We can only conclude that the majority opinion in Berra inherently impels a determination that the question before us does not reflect plain error. Rule 52(b) was designed to reach errors of such a substantial nature that they would, if not corrected, result in a manifest miscarriage of justice. United Brotherhood of Carpenters v. United States, 330 U.S. 395, 67 S.Ct. 775, 91 L. Ed. 973; United States v. Vasen, 7 Cir., 222 F.2d 3, certiorari denied 350 U.S. 834. Inasmuch as errors within the comprehension of the provisions of this rule are those of such a nature that they must be corrected to prevent a manifest injustice, it is incumbent upon a reviewing court to notice such error sua sponte although the issue presented is not raised on appeal. Screws v. United States, 325 U.S. 91, 107, 65 S.Ct. 1031, 89 L.Ed. 1495; United States v. Dressler, 7 Cir., 112 F.2d 972; Lash v. United States, 1 Cir., 221 F.2d 237, certiorari denied 350 U.S. 826, 76 S.Ct. 55; Austin v. United States, 5 Cir., 208 F.2d 420; Simmons v. United States, 92 U.S.App.D.C. 122, 206 F.2d 427; United States v. Kemble, 3 Cir., 197 F.2d 316. Cf. United States v. Jonikas, 7 Cir., 187 F.2d 240, certiorari denied 344 U.S. 877, 73 S.Ct. 171, 97 L. Ed. 679.

48

In the face of this pronounced duty upon federal appellate courts, see Screws v. United States, supra, the Court in Berra took the position that the issue of the implication of the overlapping of §§ 145(b) and 3616(a) was not preserved because Berra had presented no proper challenge to the sentence to the trial court.

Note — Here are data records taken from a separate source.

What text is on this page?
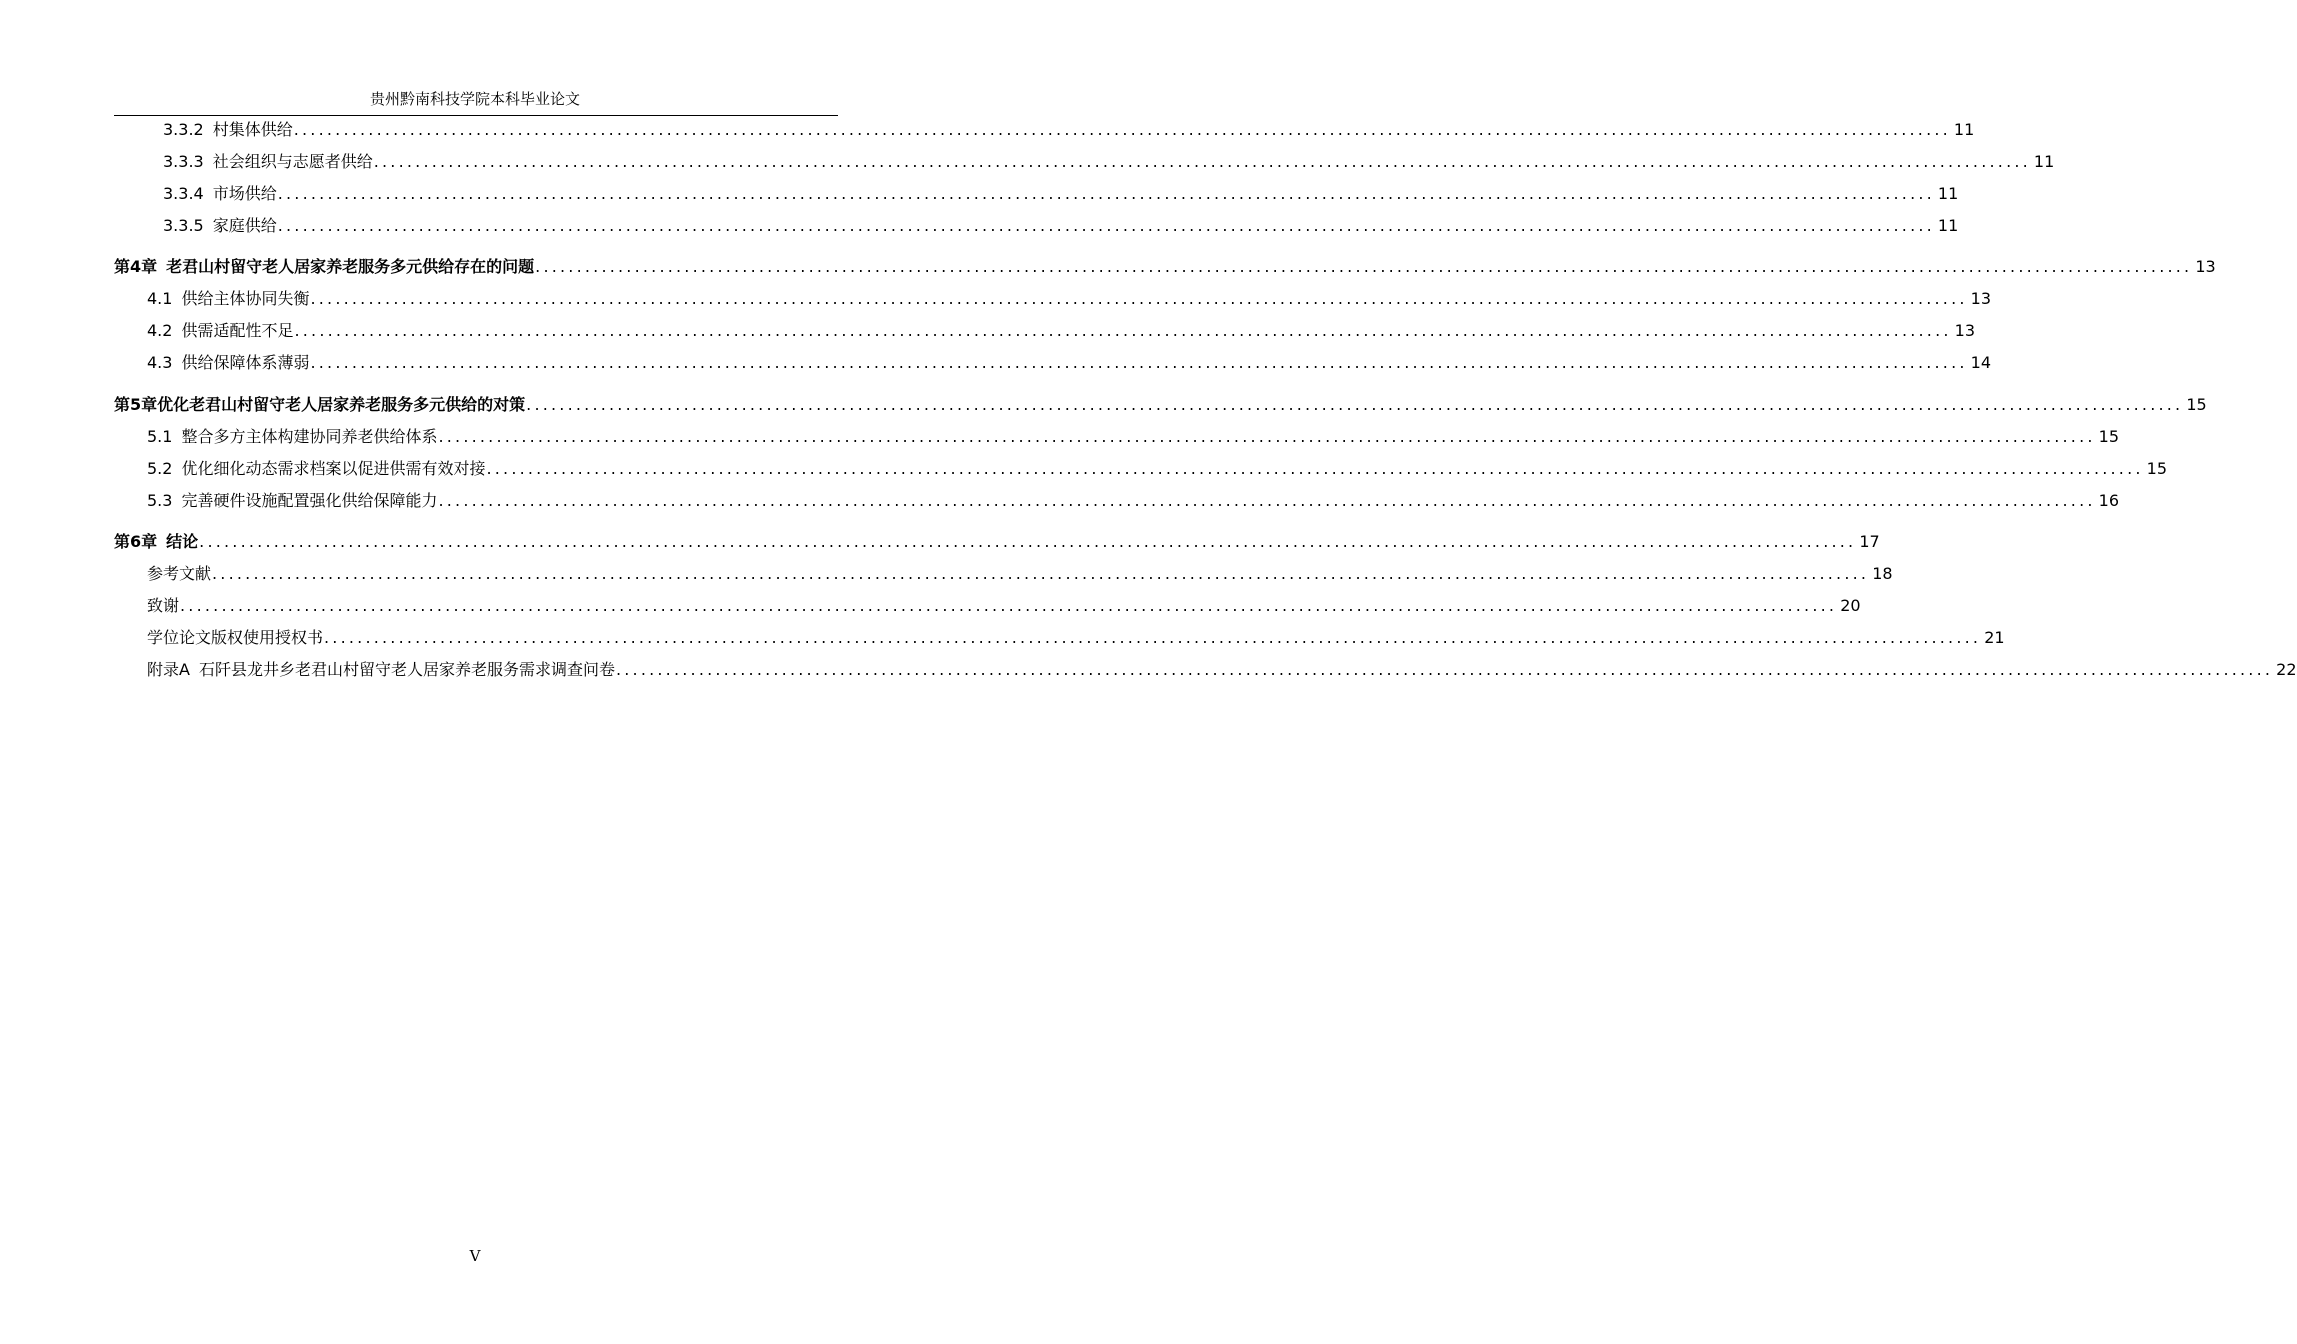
贵州黔南科技学院本科毕业论文
3.3.2 村集体供给 ........................................................................................................................................................................................................ 11
3.3.3 社会组织与志愿者供给 ........................................................................................................................................................................................................ 11
3.3.4 市场供给 ........................................................................................................................................................................................................ 11
3.3.5 家庭供给 ........................................................................................................................................................................................................ 11
第4章 老君山村留守老人居家养老服务多元供给存在的问题 ........................................................................................................................................................................................................ 13
4.1 供给主体协同失衡 ........................................................................................................................................................................................................ 13
4.2 供需适配性不足 ........................................................................................................................................................................................................ 13
4.3 供给保障体系薄弱 ........................................................................................................................................................................................................ 14
第5章优化老君山村留守老人居家养老服务多元供给的对策 ........................................................................................................................................................................................................ 15
5.1 整合多方主体构建协同养老供给体系 ........................................................................................................................................................................................................ 15
5.2 优化细化动态需求档案以促进供需有效对接 ........................................................................................................................................................................................................ 15
5.3 完善硬件设施配置强化供给保障能力 ........................................................................................................................................................................................................ 16
第6章 结论 ........................................................................................................................................................................................................ 17
参考文献 ........................................................................................................................................................................................................ 18
致谢 ........................................................................................................................................................................................................ 20
学位论文版权使用授权书 ........................................................................................................................................................................................................ 21
附录A 石阡县龙井乡老君山村留守老人居家养老服务需求调查问卷 ........................................................................................................................................................................................................ 22
V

As the dissenting Justices aptly observed, 351 U.S. at page 137, 76 S.Ct. at page 689, the instruction which Berra requested advised the lower court of "petitioner's contention that the offense charged was not a felony but a misdemeanor." If the question was not preserved for review under the circumstances of that case, it certainly cannot be raised on this appeal in which there was no intimation of error below in the imposition of sentence or on appeal until the petition for rehearing was filed.

49

The petition is denied.

Notes:

1. "(b) * * *. Any person * * * who willfully attempts in any manner to evade or defeat any tax imposed by this chapter or the payment thereof, shall, in addition to other penalties provided by law, be guilty of a felony and, upon conviction thereof, be fined not more than $10,000, or imprisoned for not more than five years, or both, together with the costs of prosecution."

2. "Whenever any person —

"(a) False returns. Delivers or discloses to the collector * * * any false or fraudulent list, return, * * *, with intent to defeat or evade the * * * assessment intended to be made;

* * * * *

"he shall be fined not exceeding $1,000, or be imprisoned not exceeding one year, or both, at the discretion of the court, with costs of prosecution."